Beherrscht die Landesregierung die Geister, die sie ruft?

Mehr zu: Hauptschule, Individuelle Förderung, Niedersachsen, Schulgesetz, Schulstruktur, Schulträger, Schule
Düsseldorf, 23.12.2008 -

Mit der Genehmigung von fünf weiteren Verbundschulen erweist das Schulministerium dem gegliederten Schulsystem im Allgemeinen und den Realschulen im Besonderen einen Bärendienst. Mit dem umstrittenen Paragrafen 83 des Schulgesetzes hat die Landesregierung eine Hintertür geöffnet, durch die immer mehr Kommunen schlüpfen, um in ihrer Region zu punkten. Ab dem kommenden Schuljahr wird es in Nordrhein-Westfalen bereits 13 Verbundschulen geben. In allen Fällen dient der Realschul-Bildungsweg dabei als Vehikel, reine Hauptschulen abzuschaffen.

"Der Realschullehrerverband NRW tritt ausdrücklich für den Erhalt der eigenständigen Hauptschulen ein. Dies darf jedoch nicht auf Kosten bestehender und gut funktionierender Realschulen geschehen", erklärt RLV-Vorsitzende Brigitte Balbach. Die Gefahr ist real: So ist die Kardinal-von-Galen- Realschule im münsterländischen Telgte durch die Angliederung eines Realschulzweigs an eine bestehende Hauptschule im benachbarten Ostbevern akut bedroht. In Telgte ist die Zahl der Anmeldungen massiv eingebrochen. Eine ähnliche Entwicklung befürchtet der RLV durch die Genehmigung der Verbundschule Uedem/Weeze für die Realschule Kalkar und umliegende Realschulen. Hier hatte sogar die Bezirksregierung Düsseldorf von einem Verbundsystem abgeraten – leider vergebens!
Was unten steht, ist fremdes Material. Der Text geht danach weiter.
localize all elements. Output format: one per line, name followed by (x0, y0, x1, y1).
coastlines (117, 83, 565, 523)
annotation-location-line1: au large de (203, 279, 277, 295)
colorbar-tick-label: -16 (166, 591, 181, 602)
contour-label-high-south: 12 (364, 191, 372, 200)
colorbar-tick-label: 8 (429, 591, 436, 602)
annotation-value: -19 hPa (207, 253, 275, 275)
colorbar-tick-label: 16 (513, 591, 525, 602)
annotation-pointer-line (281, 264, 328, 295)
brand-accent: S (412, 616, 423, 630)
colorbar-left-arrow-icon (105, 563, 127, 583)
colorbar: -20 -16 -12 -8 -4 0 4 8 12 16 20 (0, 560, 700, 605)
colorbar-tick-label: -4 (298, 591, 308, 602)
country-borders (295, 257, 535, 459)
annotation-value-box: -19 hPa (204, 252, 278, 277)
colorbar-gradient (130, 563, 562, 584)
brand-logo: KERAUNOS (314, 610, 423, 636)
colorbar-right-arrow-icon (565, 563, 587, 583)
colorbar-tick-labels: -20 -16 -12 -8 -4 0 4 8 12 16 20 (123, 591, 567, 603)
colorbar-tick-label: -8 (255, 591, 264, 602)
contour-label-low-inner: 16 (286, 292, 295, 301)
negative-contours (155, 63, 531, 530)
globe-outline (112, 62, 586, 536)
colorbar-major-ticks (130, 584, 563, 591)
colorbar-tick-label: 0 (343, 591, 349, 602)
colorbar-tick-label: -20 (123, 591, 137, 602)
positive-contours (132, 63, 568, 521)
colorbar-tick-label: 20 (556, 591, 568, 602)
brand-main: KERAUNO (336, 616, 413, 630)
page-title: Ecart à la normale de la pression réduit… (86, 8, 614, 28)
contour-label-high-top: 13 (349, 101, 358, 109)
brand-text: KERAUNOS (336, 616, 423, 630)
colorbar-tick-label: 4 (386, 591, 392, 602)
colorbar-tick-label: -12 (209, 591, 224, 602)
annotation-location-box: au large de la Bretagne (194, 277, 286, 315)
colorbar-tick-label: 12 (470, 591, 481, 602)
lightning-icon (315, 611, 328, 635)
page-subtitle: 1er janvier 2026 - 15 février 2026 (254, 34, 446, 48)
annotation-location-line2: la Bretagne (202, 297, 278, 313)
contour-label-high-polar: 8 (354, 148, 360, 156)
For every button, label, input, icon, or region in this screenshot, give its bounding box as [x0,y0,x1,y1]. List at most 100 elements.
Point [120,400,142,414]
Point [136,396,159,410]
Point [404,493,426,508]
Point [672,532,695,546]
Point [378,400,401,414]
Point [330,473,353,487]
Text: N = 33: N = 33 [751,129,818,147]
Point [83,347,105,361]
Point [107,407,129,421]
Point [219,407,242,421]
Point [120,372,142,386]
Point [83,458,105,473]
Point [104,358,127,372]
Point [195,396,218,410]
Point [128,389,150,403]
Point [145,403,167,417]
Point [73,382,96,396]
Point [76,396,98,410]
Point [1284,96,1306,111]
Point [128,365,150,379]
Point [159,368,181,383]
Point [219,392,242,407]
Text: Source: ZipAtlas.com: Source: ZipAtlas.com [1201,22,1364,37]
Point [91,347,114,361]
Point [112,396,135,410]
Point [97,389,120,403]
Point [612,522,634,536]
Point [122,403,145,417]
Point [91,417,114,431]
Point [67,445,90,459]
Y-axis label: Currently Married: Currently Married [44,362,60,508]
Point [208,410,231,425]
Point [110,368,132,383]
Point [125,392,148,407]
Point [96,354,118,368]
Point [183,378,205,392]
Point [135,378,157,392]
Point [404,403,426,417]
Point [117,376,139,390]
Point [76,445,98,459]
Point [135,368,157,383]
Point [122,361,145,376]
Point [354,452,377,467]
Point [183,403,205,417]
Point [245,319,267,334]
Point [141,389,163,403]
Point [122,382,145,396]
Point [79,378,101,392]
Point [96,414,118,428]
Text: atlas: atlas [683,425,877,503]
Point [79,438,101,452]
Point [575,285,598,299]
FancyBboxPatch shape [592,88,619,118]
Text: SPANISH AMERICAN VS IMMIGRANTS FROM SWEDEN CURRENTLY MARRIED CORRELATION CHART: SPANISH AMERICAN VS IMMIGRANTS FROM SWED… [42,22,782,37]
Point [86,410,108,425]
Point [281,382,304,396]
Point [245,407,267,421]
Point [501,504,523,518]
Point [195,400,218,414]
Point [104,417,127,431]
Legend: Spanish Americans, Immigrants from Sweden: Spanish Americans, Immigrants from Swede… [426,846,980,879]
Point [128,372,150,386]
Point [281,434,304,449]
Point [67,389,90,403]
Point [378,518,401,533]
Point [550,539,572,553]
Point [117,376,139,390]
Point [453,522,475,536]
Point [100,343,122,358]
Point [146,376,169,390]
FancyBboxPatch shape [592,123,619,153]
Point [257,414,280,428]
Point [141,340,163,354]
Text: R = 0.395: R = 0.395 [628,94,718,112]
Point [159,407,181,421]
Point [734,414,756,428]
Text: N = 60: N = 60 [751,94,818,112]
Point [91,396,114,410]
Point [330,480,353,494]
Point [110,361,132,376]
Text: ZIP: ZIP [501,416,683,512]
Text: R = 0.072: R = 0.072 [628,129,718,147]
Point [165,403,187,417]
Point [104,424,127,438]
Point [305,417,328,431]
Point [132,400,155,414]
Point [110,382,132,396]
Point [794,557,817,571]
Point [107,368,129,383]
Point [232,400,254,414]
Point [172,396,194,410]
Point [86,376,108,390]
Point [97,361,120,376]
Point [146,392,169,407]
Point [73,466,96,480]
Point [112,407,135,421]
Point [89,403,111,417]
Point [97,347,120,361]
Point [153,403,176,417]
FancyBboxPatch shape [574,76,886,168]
"Die Landesregierung bekennt sich zwar nach außen zum vielgliedrigen Schulsystem. Mit dem Paragrafen 83 zeichnet sie allerdings den Weg in die Zweigliedrigkeit vor. Es ist nicht verwunderlich, dass das Begehrlichkeiten bei Kommunalpolitikern weckt, die hier vermeintliche Haushaltseinsparungen wittern, und zwar nicht nur in ländlichen Gebieten. Daher gehen wir davon aus, dass viele Städte und Gemeinden auch ohne Not Verbundschul-Modelle einrichten wollen. Das Ministerium gibt ja auch unumwunden zu, dass weitere Anträge von Schulträgern erwartet werden", so Balbach. Aus Sicht des RLV droht hier ein Verdrängungswettbewerb, der auf dem Rücken der Realschulen ausgetragen wird.

"Wir sind gespannt, ob die Landesregierung die Geister, die sie ruft, noch beherrschen kann. Verbundschulen können jedenfalls keine Antwort sein – weder im Hinblick auf die Herausforderungen des demografischen Wandels noch auf die notwendige Qualitätssteigerung. Was wir brauchen, sind kleinere Klassen und mehr individuelle Förderung", betont die RLV-Vorsitzende. "Die hohe Qualität der Realschulen darf auf dem Irrweg zur Verbundschule nicht geopfert werden. Wir erwarten die Wertschätzung unserer Arbeit an Realschulen, indem die Schulform durch das MSW weiterentwickelt wird, statt sie zur Sanierung der Hauptschulen zu missbrauchen."